Country Profiles

China COUNTRY PROFILE
The processing sector

The continuum of actors in the Chinese slaughter sector includes: uncertified individual slaughter households; certified centralised slaughter points; and modern mechanised abattoirs.

Liberalisation in the 1980s and 1990s saw the proliferation of uncertified household slaughtering in backyards and courtyards throughout peri-urban and rural areas of China. As late as the mid-2000s, there may have been 40,000 slaughter households in China that slaughtered the majority of China’s cattle (although there are certainly many less than that that now). The slaughter households played an important role in providing low cost services to meet the demands of mass markets in short and direct supply chains (through family and kinship members) with a very large number of participants, the majority of which belong to the Hui ethnic minority. Slaughter households are generally viable under a range of scenarios.6

However household slaughtering can be rudimentary (bed slaughtering, poor water and drainage facilities, absence of cold chain facilities, materials that are not easily cleaned or sanitised) and policy-makers are increasingly concerned about effluent, food safety issues (diseases, residues, parasites and bacterial infection). Although slaughter fees have been abolished in most cities, business registration enable local government to tax economic activity and allow larger plants to capture cattle supply and markets. As a result, municipal officials in particular have increasingly applied national standards (designed for pig slaughter) required for registration (capital registration requirements, basic infrastructure and inspection regimes).

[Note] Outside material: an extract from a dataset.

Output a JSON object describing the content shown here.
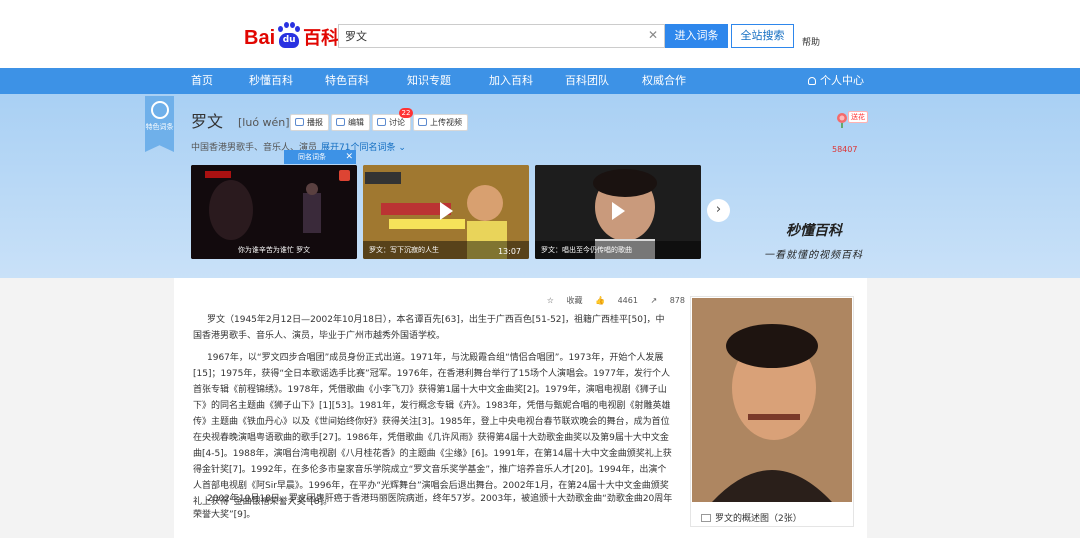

Thus, there has been a large shift toward slaughter into what are known as “designated slaughter points”, of which there were about 2,000 at county level and below (China Meat Association, personal communication, 2004). There are many different forms of certified slaughter units. Most cities (including Beijing) have large but basic state or collective facilities where butchers slaughter for a service fee, and then sell into wet markets in the cities. Certified plants also include larger corporate abattoirs with mechanised slaughter lines, cold storage, water treatment facilities, where the company takes ownership of the cattle. Many of the plants are state-owned or reformed companies that come under the General Food Company system, still overseen by the China Meat Association and the Ministry of Commerce.

However one of the features of the Chinese beef industry is the investment in modern mechanised plants that take ownership of cattle and beef. There are perhaps 20 large modern abattoirs in China that are large by Chinese (but not world) standards, and use international-level technology.7 To build agro-industrialisation and dragon head enterprises, the sector has since the 1990s been heavily promoted by the state through numerous preferential policies. This has laid the foundations of a strong modern abattoir sector.

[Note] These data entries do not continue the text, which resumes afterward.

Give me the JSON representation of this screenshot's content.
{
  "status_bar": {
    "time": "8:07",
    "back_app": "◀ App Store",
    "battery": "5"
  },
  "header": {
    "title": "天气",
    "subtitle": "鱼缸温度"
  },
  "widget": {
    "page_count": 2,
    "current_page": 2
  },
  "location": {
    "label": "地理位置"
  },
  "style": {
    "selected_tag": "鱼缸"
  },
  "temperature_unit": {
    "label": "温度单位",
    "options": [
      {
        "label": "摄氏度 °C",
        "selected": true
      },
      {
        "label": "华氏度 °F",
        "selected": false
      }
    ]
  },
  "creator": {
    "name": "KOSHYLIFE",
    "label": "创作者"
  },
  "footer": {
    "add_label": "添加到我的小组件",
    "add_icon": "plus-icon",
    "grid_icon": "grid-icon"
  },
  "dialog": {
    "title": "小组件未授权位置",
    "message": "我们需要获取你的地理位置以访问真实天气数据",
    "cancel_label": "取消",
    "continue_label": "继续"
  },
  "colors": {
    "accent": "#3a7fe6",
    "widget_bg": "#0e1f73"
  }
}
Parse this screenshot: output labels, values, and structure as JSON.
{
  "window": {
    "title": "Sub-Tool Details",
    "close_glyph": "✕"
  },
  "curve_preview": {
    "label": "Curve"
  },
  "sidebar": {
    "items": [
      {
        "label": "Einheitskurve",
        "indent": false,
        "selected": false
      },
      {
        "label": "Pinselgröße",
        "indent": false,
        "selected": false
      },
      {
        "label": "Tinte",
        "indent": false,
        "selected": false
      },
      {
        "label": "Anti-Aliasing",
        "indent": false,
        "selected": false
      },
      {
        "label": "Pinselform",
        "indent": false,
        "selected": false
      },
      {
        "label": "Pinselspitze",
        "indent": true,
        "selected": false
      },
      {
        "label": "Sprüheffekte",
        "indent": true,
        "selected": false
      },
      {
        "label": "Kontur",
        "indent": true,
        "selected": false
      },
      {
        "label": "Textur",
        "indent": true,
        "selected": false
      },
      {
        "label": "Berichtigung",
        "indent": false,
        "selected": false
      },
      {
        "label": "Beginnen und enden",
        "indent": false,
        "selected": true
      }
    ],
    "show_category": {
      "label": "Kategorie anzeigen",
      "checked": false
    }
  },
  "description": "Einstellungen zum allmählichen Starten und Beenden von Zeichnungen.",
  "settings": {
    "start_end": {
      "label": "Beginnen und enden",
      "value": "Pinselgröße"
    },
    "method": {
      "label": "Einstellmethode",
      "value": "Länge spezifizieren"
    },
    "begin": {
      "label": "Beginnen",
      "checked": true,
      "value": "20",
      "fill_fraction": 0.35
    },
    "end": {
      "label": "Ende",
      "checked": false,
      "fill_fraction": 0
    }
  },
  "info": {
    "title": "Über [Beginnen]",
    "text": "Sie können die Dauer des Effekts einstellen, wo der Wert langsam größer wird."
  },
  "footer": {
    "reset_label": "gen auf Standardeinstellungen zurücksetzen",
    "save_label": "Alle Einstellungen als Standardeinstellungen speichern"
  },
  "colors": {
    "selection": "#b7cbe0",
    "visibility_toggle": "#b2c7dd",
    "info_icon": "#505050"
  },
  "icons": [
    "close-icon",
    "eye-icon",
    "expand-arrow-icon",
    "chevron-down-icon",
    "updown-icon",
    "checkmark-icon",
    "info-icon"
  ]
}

Budgeting of a representative modern abattoir in the mid-2000s revealed several major determinants of profitability including capital costs (for investment and working capital in cattle) and labour costs (which are increasing). Favourable input-output price relativities (access to higher value markets) are required for profitability. The ability to value higher-value beef to the domestic HRI trade on a consistent basis is a challenge for many Chinese abattoirs, and is major source of competitive advantage for imported (Australian) beef. Successful Chinese abattoirs seek to differentiate product and reputation through branding (rather than standards). Finally, capacity utilisation and therefore overhead costs are critical. Modern abattoirs have for decades operated well under capacity (20-80%) for the underlying reasons mentioned above. Low capacity utilisation is exacerbated today by limited supply (i.e. high price) of slaughter cattle. The import of Australian cattle is seen by industry in China as way of alleviating this constraint.

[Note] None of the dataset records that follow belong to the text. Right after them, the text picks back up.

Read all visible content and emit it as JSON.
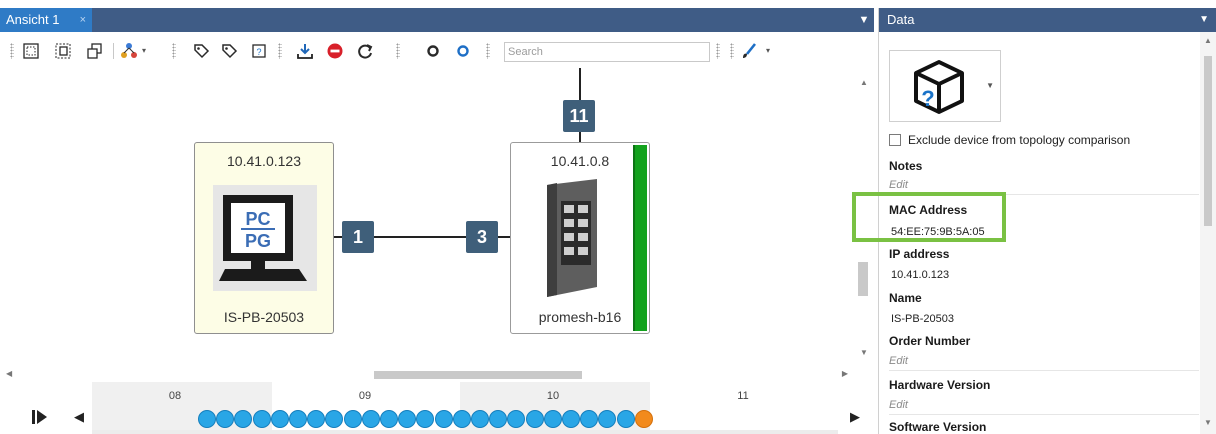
{
  "tab": {
    "label": "Ansicht 1",
    "close": "×"
  },
  "toolbar": {
    "search_placeholder": "Search"
  },
  "topology": {
    "devices": [
      {
        "ip": "10.41.0.123",
        "name": "IS-PB-20503",
        "icon_text_top": "PC",
        "icon_text_bottom": "PG"
      },
      {
        "ip": "10.41.0.8",
        "name": "promesh-b16"
      }
    ],
    "ports": {
      "pc_port": "1",
      "switch_port_left": "3",
      "switch_port_top": "11"
    }
  },
  "timeline": {
    "labels": [
      "08",
      "09",
      "10",
      "11"
    ],
    "dot_count": 25,
    "colors": {
      "event": "#29a6e6",
      "last_event": "#f28a1c"
    }
  },
  "data_panel": {
    "title": "Data",
    "exclude_label": "Exclude device from topology comparison",
    "notes_label": "Notes",
    "notes_value": "Edit",
    "mac_label": "MAC Address",
    "mac_value": "54:EE:75:9B:5A:05",
    "ip_label": "IP address",
    "ip_value": "10.41.0.123",
    "name_label": "Name",
    "name_value": "IS-PB-20503",
    "order_label": "Order Number",
    "order_value": "Edit",
    "hw_label": "Hardware Version",
    "hw_value": "Edit",
    "sw_label": "Software Version"
  },
  "colors": {
    "header_bg": "#3f5c86",
    "tab_active": "#2f7bc6",
    "port_badge": "#3f5f7a",
    "status_green": "#13a21d",
    "highlight": "#7ac143"
  }
}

6 Budget analysis of a representative slaughter household (2,000 head per year) reveals that profits are positive but slim, where beef sales are equivalent of the cost of cattle, but where margins are made on offal and by-products. Overhead costs are very low but would increase significantly if they conformed to registration standards which, together with inspection fees, reduce profitability by 40%. Even then, returns to household cattle slaughtering are higher than returns to specialised cattle fattening and average urban incomes.
7 Fifteen “modern” abattoirs interviewed are: Sishui and Xisen in Shandong; Bangjie, Luohe and Shunaghui in Henan; Dexin and Haoyue in Jilin, Fucheng and Hu’an in Hebei; Kangda, Yuxiangyuan and Jinwei Furen in Beijing; Caoyuan Xingfa and Ke’erqin in Inner Mongolia; Hualing in Xinjiang; Yurn in Jiangsu; and Xin’ao in Sichuan.